Discover Sheerness & Bluetown
Sheerness is the gateway to the Island by road and rail. It is the main shopping and commercial centre and houses the Island’s Healthy Living Centre, Leisure Complex, Sheerness Gateway, Blue Town and Sheerness Heritage Centres and the Sheppey Community Media Centre, all offering a variety of information on leisure and tourism.
Sheerness-on-Sea is perhaps one of the closest resorts to London and is certainly familiar to many Londoners. Beachfields Park has memories for many. However a renovation project in 2002 provided a large sandpit, play and water area and a multi-purpose area for young people.

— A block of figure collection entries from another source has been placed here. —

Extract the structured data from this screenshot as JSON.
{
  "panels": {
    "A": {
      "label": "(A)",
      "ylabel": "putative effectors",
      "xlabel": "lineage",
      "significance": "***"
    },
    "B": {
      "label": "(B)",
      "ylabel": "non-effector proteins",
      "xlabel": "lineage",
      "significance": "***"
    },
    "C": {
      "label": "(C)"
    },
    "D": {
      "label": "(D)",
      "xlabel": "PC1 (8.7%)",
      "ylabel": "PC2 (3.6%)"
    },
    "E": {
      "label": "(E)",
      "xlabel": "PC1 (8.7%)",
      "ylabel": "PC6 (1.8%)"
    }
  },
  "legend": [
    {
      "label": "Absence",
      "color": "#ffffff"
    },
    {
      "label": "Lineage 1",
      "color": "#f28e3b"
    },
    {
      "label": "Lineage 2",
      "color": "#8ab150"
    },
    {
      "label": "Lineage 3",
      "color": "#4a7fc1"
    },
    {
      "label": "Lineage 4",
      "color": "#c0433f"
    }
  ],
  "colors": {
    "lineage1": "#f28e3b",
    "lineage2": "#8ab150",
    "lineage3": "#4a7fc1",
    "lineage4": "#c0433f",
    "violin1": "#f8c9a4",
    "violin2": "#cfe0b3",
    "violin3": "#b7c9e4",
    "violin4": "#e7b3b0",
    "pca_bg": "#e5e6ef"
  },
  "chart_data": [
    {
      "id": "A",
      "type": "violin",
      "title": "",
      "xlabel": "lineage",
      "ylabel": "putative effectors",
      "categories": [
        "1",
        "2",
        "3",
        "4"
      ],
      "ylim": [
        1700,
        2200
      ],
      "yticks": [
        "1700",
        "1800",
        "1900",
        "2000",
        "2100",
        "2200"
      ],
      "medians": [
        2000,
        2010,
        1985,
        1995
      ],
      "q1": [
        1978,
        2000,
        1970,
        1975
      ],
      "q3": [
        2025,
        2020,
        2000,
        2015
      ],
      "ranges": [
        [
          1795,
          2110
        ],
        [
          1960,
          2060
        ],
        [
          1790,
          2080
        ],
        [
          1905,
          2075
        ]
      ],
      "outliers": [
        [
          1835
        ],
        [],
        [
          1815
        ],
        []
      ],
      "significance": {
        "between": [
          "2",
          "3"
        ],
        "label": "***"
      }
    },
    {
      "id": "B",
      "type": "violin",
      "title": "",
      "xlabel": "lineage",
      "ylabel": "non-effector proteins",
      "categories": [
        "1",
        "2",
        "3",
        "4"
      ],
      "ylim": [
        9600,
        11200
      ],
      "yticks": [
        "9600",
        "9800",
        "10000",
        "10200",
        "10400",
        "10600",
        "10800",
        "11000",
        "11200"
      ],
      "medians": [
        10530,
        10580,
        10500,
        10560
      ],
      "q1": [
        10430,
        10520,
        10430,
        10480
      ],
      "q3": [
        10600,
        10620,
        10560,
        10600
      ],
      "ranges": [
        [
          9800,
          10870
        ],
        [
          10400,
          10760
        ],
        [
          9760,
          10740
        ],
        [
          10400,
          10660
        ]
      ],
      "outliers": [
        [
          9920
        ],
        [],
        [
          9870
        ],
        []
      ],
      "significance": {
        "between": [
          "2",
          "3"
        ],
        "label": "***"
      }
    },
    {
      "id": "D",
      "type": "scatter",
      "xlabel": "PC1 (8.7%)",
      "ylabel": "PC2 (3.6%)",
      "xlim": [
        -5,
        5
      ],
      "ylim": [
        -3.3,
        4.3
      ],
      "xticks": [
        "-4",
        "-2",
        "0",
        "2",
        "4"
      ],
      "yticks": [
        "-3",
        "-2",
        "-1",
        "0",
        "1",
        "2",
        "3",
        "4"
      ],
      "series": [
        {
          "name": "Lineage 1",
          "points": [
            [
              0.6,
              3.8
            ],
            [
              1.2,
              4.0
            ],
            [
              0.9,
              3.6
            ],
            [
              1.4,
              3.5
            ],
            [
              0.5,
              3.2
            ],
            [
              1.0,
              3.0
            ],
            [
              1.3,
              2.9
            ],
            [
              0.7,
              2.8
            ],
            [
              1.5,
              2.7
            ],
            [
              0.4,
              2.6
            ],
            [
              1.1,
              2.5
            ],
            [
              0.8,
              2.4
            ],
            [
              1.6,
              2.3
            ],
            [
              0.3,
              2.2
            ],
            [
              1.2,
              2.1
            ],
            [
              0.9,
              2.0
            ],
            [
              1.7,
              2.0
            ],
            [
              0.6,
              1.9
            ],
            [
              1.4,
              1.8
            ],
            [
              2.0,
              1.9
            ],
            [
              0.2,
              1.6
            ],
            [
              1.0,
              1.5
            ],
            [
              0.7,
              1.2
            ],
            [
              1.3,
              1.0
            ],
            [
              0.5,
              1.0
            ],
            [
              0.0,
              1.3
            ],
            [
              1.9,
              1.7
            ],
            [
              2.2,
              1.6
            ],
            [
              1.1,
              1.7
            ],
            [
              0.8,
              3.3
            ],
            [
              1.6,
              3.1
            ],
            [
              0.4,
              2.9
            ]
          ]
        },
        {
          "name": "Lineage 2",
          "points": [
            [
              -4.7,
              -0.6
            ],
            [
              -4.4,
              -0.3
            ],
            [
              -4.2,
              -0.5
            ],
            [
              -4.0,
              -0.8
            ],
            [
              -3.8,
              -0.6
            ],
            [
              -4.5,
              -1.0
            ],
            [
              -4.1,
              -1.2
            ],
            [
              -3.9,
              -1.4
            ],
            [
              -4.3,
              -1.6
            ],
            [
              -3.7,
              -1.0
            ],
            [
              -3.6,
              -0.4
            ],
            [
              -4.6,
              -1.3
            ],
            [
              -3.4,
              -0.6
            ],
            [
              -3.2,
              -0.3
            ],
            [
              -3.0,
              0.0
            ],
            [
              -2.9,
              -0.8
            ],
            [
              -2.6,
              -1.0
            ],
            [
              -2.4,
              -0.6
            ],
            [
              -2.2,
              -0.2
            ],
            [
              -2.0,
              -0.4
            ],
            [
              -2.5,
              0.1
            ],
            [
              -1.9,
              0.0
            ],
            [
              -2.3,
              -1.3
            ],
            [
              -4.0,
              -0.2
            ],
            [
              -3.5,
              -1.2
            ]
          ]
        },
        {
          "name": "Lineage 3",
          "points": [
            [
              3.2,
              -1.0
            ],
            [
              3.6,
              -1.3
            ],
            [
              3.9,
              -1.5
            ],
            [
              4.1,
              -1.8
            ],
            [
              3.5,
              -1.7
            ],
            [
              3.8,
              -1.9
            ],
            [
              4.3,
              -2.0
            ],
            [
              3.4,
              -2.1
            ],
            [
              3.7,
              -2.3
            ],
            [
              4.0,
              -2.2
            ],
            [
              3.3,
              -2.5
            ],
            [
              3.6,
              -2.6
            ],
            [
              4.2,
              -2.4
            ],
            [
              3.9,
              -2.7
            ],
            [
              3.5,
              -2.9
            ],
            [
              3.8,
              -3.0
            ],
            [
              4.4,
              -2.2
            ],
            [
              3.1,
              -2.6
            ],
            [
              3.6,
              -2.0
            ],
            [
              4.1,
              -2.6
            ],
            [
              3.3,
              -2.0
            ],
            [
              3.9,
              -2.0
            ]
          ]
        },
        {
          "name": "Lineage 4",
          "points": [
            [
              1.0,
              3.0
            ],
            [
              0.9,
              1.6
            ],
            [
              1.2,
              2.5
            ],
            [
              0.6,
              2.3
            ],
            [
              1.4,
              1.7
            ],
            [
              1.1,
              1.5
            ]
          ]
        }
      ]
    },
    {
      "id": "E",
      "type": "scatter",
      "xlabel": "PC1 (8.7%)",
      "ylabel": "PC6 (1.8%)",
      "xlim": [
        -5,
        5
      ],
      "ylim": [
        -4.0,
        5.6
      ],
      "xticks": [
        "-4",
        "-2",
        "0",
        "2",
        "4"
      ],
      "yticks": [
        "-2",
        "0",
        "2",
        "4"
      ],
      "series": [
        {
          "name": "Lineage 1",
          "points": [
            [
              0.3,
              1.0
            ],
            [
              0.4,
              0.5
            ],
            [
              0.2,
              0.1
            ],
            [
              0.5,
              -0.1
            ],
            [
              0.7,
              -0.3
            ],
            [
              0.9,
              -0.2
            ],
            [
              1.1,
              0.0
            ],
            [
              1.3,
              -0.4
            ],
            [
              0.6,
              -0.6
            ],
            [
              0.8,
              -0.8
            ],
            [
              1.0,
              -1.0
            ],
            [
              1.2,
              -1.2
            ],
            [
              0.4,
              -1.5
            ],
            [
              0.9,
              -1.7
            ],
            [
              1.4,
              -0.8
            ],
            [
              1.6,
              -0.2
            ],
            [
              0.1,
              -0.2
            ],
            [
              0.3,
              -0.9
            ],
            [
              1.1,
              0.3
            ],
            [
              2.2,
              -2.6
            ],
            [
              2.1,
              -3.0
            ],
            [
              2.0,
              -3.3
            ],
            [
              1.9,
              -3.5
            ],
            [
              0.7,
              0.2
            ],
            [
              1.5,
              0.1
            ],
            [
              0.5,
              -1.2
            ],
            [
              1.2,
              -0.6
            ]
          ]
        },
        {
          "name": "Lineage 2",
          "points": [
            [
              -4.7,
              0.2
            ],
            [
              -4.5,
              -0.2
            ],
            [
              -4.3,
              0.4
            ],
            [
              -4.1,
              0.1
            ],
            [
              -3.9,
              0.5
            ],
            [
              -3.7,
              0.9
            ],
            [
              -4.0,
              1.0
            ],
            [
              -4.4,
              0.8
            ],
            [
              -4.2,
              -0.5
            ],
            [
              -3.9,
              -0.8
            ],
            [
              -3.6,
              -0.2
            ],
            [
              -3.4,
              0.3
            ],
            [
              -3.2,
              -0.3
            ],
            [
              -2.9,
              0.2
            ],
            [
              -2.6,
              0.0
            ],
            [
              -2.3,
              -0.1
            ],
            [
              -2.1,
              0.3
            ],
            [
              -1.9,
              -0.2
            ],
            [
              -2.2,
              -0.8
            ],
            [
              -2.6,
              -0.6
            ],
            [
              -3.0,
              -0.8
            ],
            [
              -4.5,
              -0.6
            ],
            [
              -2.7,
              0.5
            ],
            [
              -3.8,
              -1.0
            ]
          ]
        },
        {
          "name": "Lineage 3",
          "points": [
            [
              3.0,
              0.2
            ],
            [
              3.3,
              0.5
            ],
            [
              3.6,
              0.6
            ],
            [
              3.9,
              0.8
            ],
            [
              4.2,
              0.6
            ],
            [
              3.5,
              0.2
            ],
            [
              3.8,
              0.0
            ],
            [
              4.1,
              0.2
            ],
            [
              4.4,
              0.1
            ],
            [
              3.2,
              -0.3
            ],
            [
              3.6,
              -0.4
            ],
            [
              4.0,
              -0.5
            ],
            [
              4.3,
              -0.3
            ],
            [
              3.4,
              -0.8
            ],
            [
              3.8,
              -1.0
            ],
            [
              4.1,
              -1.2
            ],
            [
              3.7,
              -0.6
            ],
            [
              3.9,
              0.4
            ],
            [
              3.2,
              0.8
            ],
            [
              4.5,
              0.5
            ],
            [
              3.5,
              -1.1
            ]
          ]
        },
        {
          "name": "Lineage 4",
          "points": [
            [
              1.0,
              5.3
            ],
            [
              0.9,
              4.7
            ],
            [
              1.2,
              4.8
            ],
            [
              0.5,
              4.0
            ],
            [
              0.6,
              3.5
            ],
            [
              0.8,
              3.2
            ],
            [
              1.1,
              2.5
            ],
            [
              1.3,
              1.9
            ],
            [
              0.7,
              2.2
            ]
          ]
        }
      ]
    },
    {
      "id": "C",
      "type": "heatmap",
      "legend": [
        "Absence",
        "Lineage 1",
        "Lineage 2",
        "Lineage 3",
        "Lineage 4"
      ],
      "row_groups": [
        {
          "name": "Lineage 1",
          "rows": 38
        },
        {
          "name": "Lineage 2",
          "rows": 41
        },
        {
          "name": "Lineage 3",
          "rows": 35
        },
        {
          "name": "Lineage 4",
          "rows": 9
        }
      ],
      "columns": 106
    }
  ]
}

Until the middle of the 17th century, Sheerness was just an uninhabited marshland. That would all change in 1665 when Charles II built a fort there for the defence of the Navy anchorage on the River Medway and Chatham Dockyard. At this time, Samuel Pepys visited the Sheerness yard to plan the construction of the works and the dockyard steadily grew. At the beginning of the 19th century, John Rennie was asked to survey and design a new dockyard which saw the total rebuilding of the dockyard on a far grander scale.
In the years that followed, a small collection of houses grew up alongside the dockyard. This little group of dock workers’ homes would become known as Blue Town, after the colour used to decorate the buildings’ exteriors. To this day, many buildings within the dockyard have survived due to the perseverance shown by residents of Sheerness and the Isle of Sheppey, together with the campaigning by organisations such as SAVE Britain’s Heritage, the Spitalfields Trust and the Georgian Group who recognised the historic importance of buildings that founded and produced the modern town of Sheerness.
Visitors and residents can now uncover its history and cycle along the Sheerness Way. This 9km circular route opened in July 2011 and has been a huge success guiding tourists to Sheerness’ Quality Coast Award beach, Bartons Point Coastal Park and the Queenborough Lines, a 3km former defensive earthwork.